The following command generate a key and a self-signed certificate, valid for two years:

$> openssl req -new -newkey rsa:2048 -days 730 -nodes -x509 -keyout server.key -out server.crt
Generating a 1024 bit RSA private key
......++++++
...............++++++
writing new private key to 'server.key'
-----
You are about to be asked to enter information that will be incorporated
into your certificate request.
What you are about to enter is what is called a Distinguished Name or a DN.
There are quite a few fields but you can leave some blank
For some fields there will be a default value,
If you enter '.', the field will be left blank.
-----
Country Name (2 letter code) [GB]:FR
State or Province Name (full name) [Berkshire]:Ile de France
Locality Name (eg, city) [Newbury]:Paris
Organization Name (eg, company) [My Company Ltd]:
Organizational Unit Name (eg, section) []:
Common Name (eg, your name or your server's hostname) []:glpi.mycompany.com
Email Address []:
You have to ensure the exact host name in your server URL matches the certificate Common Name attribute. For instance, if your server URL is http(s)://glpi.mycompany.com/, the common name should be 'glpi.mycompany.com'.

The key, in server.key file, is the private part allowing the server to prove its identity. It should not be distributed, and be correctly protected. The certificate, in server.crt file, is the public part allowing other piece of software to check the server identity, and can be freely distributed.

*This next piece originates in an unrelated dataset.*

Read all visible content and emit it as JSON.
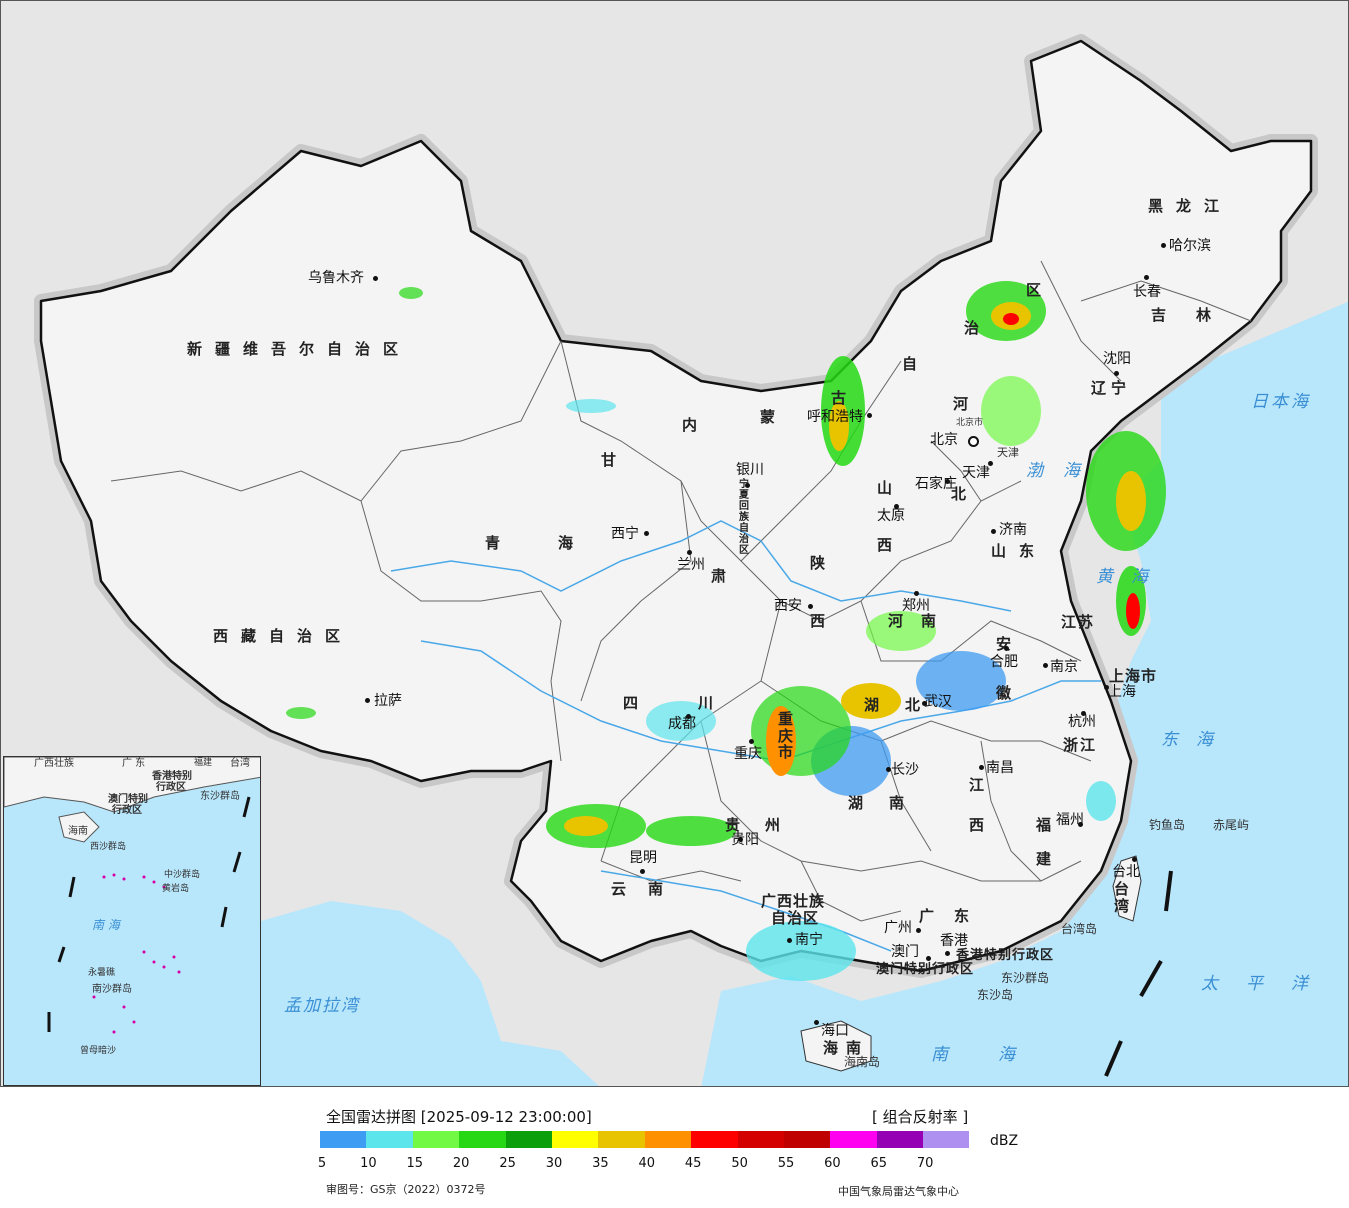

Both files have to be installed on the server host, and the web server should be configured to use them. For instance, on Apache with mod_ssl:

SSLEngineOn
SSLCertificateFile /etc/pki/tls/certs/server.crt
SSLCertificateKeyFile /etc/pki/tls/private/server.key

The certificate file has to be installed on each agent host, and the agent should be configured to use it as certification authority, with ca-cert-file configuration parameter (or alternatively, –ca-cert-dir command line option).